Deborah has been a practicing herbalist for the past 30 years and is a graduate of Rosemary Gladstar's Science and Art of Herbalism Certification Course. Deborah teaches how to grow plant medicine gardens and wildcraft "small batch" medicinal herbs emboldening others in backyard herbalism and creating one's own kitchen cupboard apothecary. As a natural foods chef, Deborah artfully prepares meals with culinary healing foods and her Land Art Tea Sanctuaries are a special treat for the soul. These bespoke earthen thresholds are rooted in her spiritual life and offer a contemplative practice in the shelter of Tea.

 

Deborah has a Fine Arts degree from Kendall School of Design and worked as an accomplished graphic designer/art director for design firms in southern California and the Midwest before migrating to New Mexico in the early 90's to walk her spiritual path. For over 32 years, Deborah has mentored alongside her husband Larry Littlebird, a revered elder/storyteller from Laguna/Santo Domingo Pueblos and with Indigenous elders from First Nations tribes. 

 

Together, the Littlebird’s co-founded Hamaatsa, a nonprofit indigenous continuum and have led spiritual land-based retreats on the nonprofit's 320-acre wild land sanctuary that was once Puebloan homelands.  They have gathered around lodge fires with people from across the globe and graciously shared talking circles, story camps, sacred council and ceremony. They produced six historic tribal American storytelling conferences in the 90's called Hama-Ha bringing together elders from First Nation tribes to share cross-cultural story experiences; and long before it was "a movement" they led Healing Circles and Pilgrimages for bearing witness to Native American genocide and healing historical trauma with an emphasis toward acts of restitution for healing land and people. Deborah and her husband Larry, who are also ordained ministers, lived and worked on their faith-based hermitage farm for the past fifteen years, where they offered contemplative retreats and cultural workshops for sustainable regenerative living. 

 

As a creative director, Deborah produces and directs film and storytelling projects.  She lovingly and painstakingly has archived her husbands oral tradition stories caring for their lineage of authenticity with a mission to perpetuate the tribal orality passed on to Larry Littlebird by his elders. She produced Slow Story©, a video series which bridges the ancient technology of Native culture with today's digital media technology.  With her husband’s blessing, Deborah continues their story legacy as a custodian of memory, story and song. 

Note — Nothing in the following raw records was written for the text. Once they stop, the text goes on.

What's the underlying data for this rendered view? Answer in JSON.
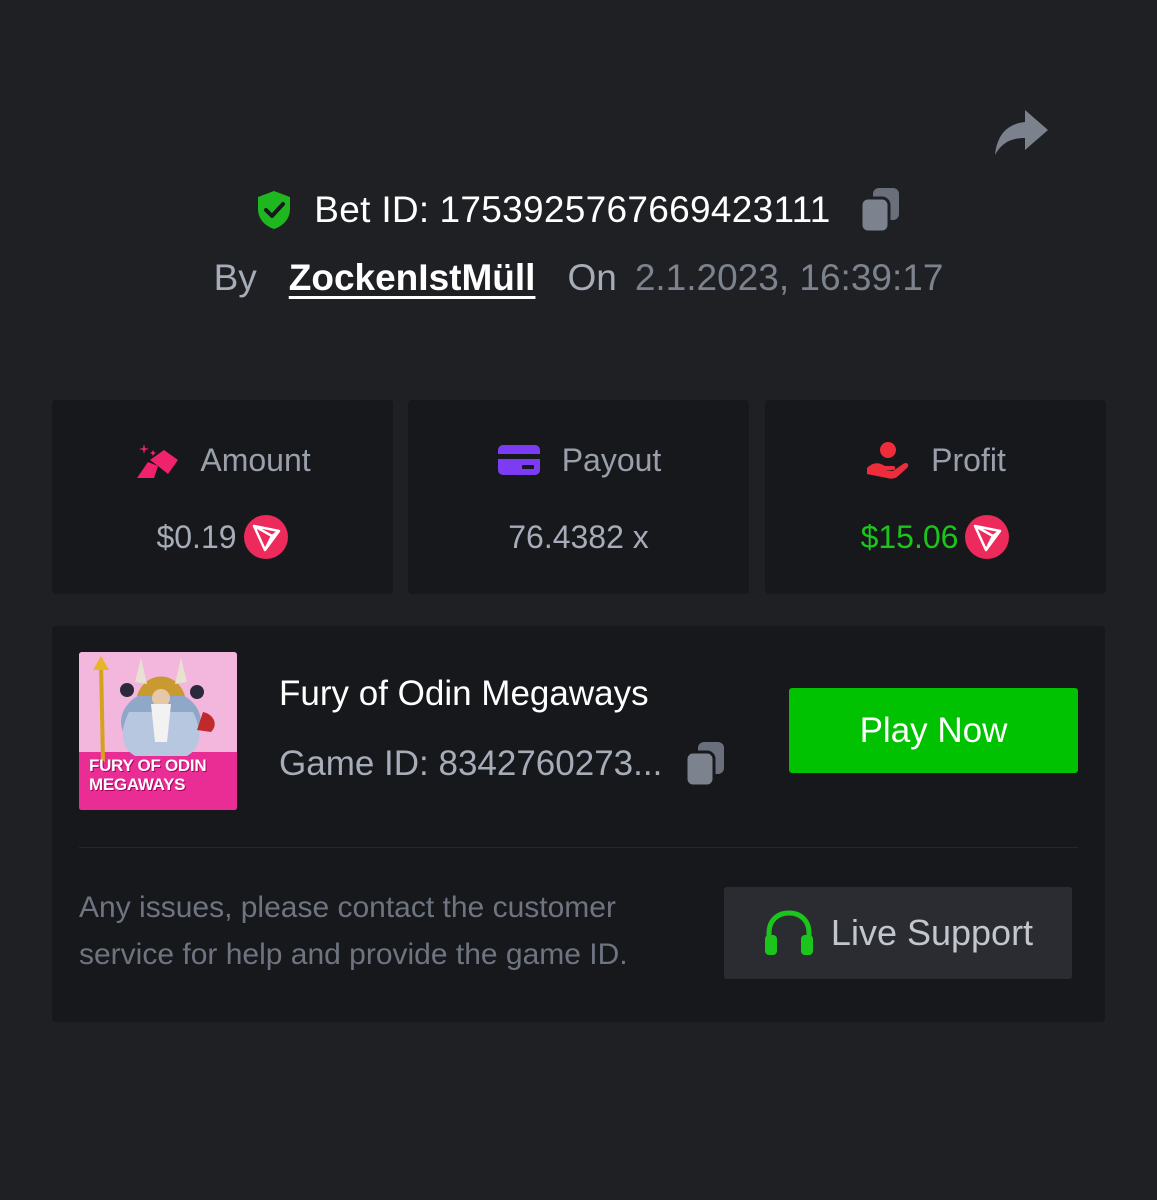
{
  "bet": {
    "label": "Bet ID:",
    "id": "1753925767669423111",
    "by_label": "By",
    "username": "ZockenIstMüll",
    "on_label": "On",
    "datetime": "2.1.2023, 16:39:17"
  },
  "stats": {
    "amount": {
      "label": "Amount",
      "value": "$0.19",
      "icon": "coins-icon",
      "currency_icon": "tron-icon"
    },
    "payout": {
      "label": "Payout",
      "value": "76.4382 x",
      "icon": "card-icon"
    },
    "profit": {
      "label": "Profit",
      "value": "$15.06",
      "icon": "hand-user-icon",
      "currency_icon": "tron-icon"
    }
  },
  "game": {
    "name": "Fury of Odin Megaways",
    "id_text": "Game ID: 8342760273...",
    "thumbnail_title_line1": "FURY OF ODIN",
    "thumbnail_title_line2": "MEGAWAYS",
    "play_label": "Play Now"
  },
  "support": {
    "help_text": "Any issues, please contact the customer service for help and provide the game ID.",
    "button_label": "Live Support"
  },
  "colors": {
    "background": "#1f2024",
    "card": "#17181b",
    "accent_green": "#00c200",
    "profit_green": "#1bc51b",
    "shield_green": "#1fb71f",
    "tron_red": "#ec2a5b",
    "amount_pink": "#f0226b",
    "payout_purple": "#7c3cf3",
    "profit_red": "#ee2c3c"
  }
}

Deborah’s present focus is on sharing her beloved plant medicine and coaching others to harvest beauty to create sanctuary for discovering ways of blessing in these times of change and shifting landscapes.

 

Deborah is the blessed mother of Jesse Raine Littlebird, a Native artist/filmmaker, who she co-produced the award winning short film Jackrabbit and Hunter Littlebird, a gifted recording artist and Gotaiya, her grandson.